La fête est un ensemble de réjouissances collectives destinées à commémorer périodiquement un événement. Les fêtes, qu’elles soient religieuses ou profanes, s’élaborent autour d’un thème particulier qui rassemble et permet de vivre ensemble un moment d’une forte intensité. Elles favorisent l’émergence parmi les personnes présentes d’un sentiment d’appartenance à un groupe possédant les mêmes valeurs.
Un temps fort de partage
Chez les jeunes, Faire la fête recouvre des activités variées. Bien souvent, c’est une occasion particulière qui est prétexte à la fête : l’anniversaire d’un ami, la réussite à un examen... La fête vient alors marquer l’importance de cet événement et l’inscrire dans le temps. Elle n’est pas une fin en soi. Elle est alors synonyme de rencontre et de partage. Elle fait lien, fortifie l’amitié, favorise les échanges, permet l’amusement autour de jeux, de danses ou de discussions. Comme le précise Élodie, 18 ans, "Faire la fête pour moi, c’est retrouver des gens que j’aime, avec lesquels je partage un bon moment que ce soit autour d’un repas ou de toute autre activité. Pour qu’elle soit réussie, les excès en tout genre (abus d’alcool, drogue...) n’y ont pas leur place".

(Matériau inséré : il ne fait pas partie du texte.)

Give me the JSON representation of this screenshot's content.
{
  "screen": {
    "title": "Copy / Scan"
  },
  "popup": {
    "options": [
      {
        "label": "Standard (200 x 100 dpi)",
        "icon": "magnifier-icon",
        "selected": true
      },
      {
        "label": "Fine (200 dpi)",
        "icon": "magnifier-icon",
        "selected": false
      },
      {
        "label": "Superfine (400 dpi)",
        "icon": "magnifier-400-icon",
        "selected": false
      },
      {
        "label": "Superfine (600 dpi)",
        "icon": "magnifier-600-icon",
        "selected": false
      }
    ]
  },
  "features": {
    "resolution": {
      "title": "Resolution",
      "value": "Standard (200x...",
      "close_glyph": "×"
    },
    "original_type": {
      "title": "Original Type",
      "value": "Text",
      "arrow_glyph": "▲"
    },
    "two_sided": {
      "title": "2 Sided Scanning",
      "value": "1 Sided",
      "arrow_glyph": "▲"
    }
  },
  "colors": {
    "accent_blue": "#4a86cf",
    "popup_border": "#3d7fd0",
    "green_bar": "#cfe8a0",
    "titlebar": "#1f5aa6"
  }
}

S’éclater jusqu’au bout de l’oubli
D’autres fêtes, loin de favoriser une réelle rencontre permettent d’oublier un quotidien jugé insipide et souvent angoissant. On vient faire la fête pour la fête. Pour s’éclater. Ce ne sont plus les personnes présentes dans leur individualité qui comptent mais plutôt le groupe dans lequel on se dissout, abandonnant pour un temps sa personnalité propre et tous les problèmes qui y sont associés. Parfois l’impression d’une liberté sans limite submerge l’adolescent dans ces ambiances électriques où la transgression est souvent la règle. Pour planer plus vite et plus facilement, certains jeunes ont recours à la drogue ou l’alcool. Sous l’effet de ces substances, ils se sentent tout à coup plus cool, moins timides. Tout paraît plus facile : la drague, la vie, les potes... « Le lundi, explique Romuald, 17 ans, je pense déjà à la fête du samedi soir. J’ai toujours un pote qui connaît une bonne adresse où on s’éclate toute la nuit. Là je me défonce et j’oublie ma connerie de vie. On n’arrête pas de se marrer, on boit, on fume et j’ai plus cette angoisse qui me vrille les tripes en permanence. »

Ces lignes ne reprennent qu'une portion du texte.